Vous êtes revenu de tout, blasé, désabusé par des propositions gastronomiques au fond interchangeables? Même l’effet de surprise de la cuisine fusion, à mon avis l’une des grandes innovations des dernières années, s’est un peu émoussé? Là réside justement l’intérêt d’une petite maison comme le Bistro le Thé au Logis, fondée sur le mariage peu conventionnel et encore moins banal des cuisines coréenne et française.
Le métissage ne s’arrête d’ailleurs pas là: le restaurant fait aussi office de salon de thé et de galerie d’art. On y sert même des sushis, c’est dire… Vous vous dites peut-être: belle excuse pour faire n’importe quoi. Non, justement.
Au bas de quelques marches, on découvre un local de taille moyenne, plutôt anonyme. Frappent d’emblée, outre le piano droit, les murs tapissés d’oeuvres d’art, en provenance d’Asie et surtout de Corée. À noter aussi, une agréable musique d’accompagnement aux accents jazz.
Au menu, quelques classiques de la cuisine coréenne, des plats d’inspiration japonaise ou européenne, et même des pâtes, dont, croyez-le ou non, des spaghettis sauce bolognaise. Le tout offert à des prix plutôt raisonnables. Nous sommes, rappelons-le, rue Crescent (en bas, d’accord, mais tout de même). En soirée, une modeste majoration du plat principal (2 $) donne droit à une soupe ou à une salade.
Nous avons ainsi goûté une soupe aigre-piquante (tiens, c’est vrai, j’avais oublié la Chine, un détail), servie dans un bol creux à l’occidentale. C’est une version assagie, sans excès de vinaigre ni de piments, et pourtant agréable et savoureuse. Bref, une belle interprétation d’un classique. Même remarque pour la soupe aux fruits de mer: d’inspiration peut-être thaïe (autre oubli, toutes mes excuses), elle est goûteuse, bien que soient absentes les saveurs si caractéristiques du galangal et de la citronnelle, par exemple. Surtout, on y trouve, en plus de crevettes, des morceaux de vrai crabe. La salade mélangée est servie avec une agréable vinaigrette au goût bien vif.

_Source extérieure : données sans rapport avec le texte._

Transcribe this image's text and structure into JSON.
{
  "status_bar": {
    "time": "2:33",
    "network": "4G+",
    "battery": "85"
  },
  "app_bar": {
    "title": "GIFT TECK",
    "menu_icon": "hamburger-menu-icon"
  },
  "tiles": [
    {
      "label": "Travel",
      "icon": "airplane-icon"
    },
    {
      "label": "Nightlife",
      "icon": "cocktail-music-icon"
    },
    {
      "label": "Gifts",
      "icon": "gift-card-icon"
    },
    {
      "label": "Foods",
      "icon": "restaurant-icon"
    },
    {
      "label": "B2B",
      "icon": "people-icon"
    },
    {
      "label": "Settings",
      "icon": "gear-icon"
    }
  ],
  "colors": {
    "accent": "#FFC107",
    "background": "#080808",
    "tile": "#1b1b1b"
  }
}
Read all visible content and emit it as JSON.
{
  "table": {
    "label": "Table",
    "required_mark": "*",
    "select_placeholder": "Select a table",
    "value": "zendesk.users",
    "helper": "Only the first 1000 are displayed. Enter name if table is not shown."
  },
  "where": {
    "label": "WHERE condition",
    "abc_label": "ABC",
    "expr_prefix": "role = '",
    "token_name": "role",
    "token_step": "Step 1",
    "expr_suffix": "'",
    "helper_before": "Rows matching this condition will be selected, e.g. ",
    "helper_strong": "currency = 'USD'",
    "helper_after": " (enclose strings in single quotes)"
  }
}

On se méfie des pâtes, si faciles à gâcher. Non, pourtant. Dans ce cas-ci, les spaghettis qu’on a gentiment accepté de substituer aux pennes, caressées par un soupçon de crème et le parfum du thym, étaient accompagnées de morceaux de poulet bien tendres, de lamelles de champignons et d’un peu d’oignon. Le saumon aux épices, servi comme promis, c’est-à-dire moelleux à souhait, baignait dans une sauce très colorée, où se reconnaissait le goût du saké. On avait posé dessus quelques légumes bien croquants. En accompagnement, un riz vapeur de belle facture, saupoudré de graines de sésame rôties et aromatisées, nous a-t-il semblé, à l’huile de sésame, de même que des rondelles de carottes et du chou marinés. Bref, un beau plat bien fait, au même titre que l’agneau à la crème de coco (garni de la même façon), des lamelles de viande tendres et bien parées ainsi que des légumes croquants servis dans une sauce à la noix de coco ni trop riche ni trop sucrée. Bel exemple d’équilibre et de retenue.
On pourrait en toute bonne conscience s’arrêter là, mais difficile pour une enfant de résister aux mots "mousse au chocolat". (Là, on est à des années-lumière de la Corée.) En l’occurrence, il s’agit d’un gâteau mousse, servi sans apprêts. Il n’est pas maison, mais il est bien fait et surtout très frais.
La carte des vins a été conçue à l’intention des pauvres contribuables que nous sommes et non de richissimes propriétaires, que, du reste, on imagine soupant ailleurs: de 24 à 42 $ la bouteille. Et on propose des vins de table au verre. Dans l’hypothèse où vous ne choisirez pas de vous en tenir à un délicieux thé vert, servi dans de jolies tasses et dans les règles de l’art. Les thés aromatiques de spécialité, décrits comme de bons vins, méritent sans doute d’être dégustés tout seuls. Le samedi soir, vous mangerez au son d’un ensemble de jazz. De quoi s’envoyer au septième ciel, d’où peut-être le nom du resto. Divin? Peut-être pas. Mais le divin thé (pendant masculin de la divinité?) est au rendez-vous.
Bémol: le local en demi-sous-sol fait un peu caverneux, inconvénient que rachète en partie l’éclairage des oeuvres exposées.
Dièse: une proposition originale, une cuisine métissée, sans prétention et savoureuse.
Comptez environ 30 $ pour deux à midi et 40 $ le soir pour la formule incluant la soupe ou la salade, avant les taxes, le pourboire et les boissons.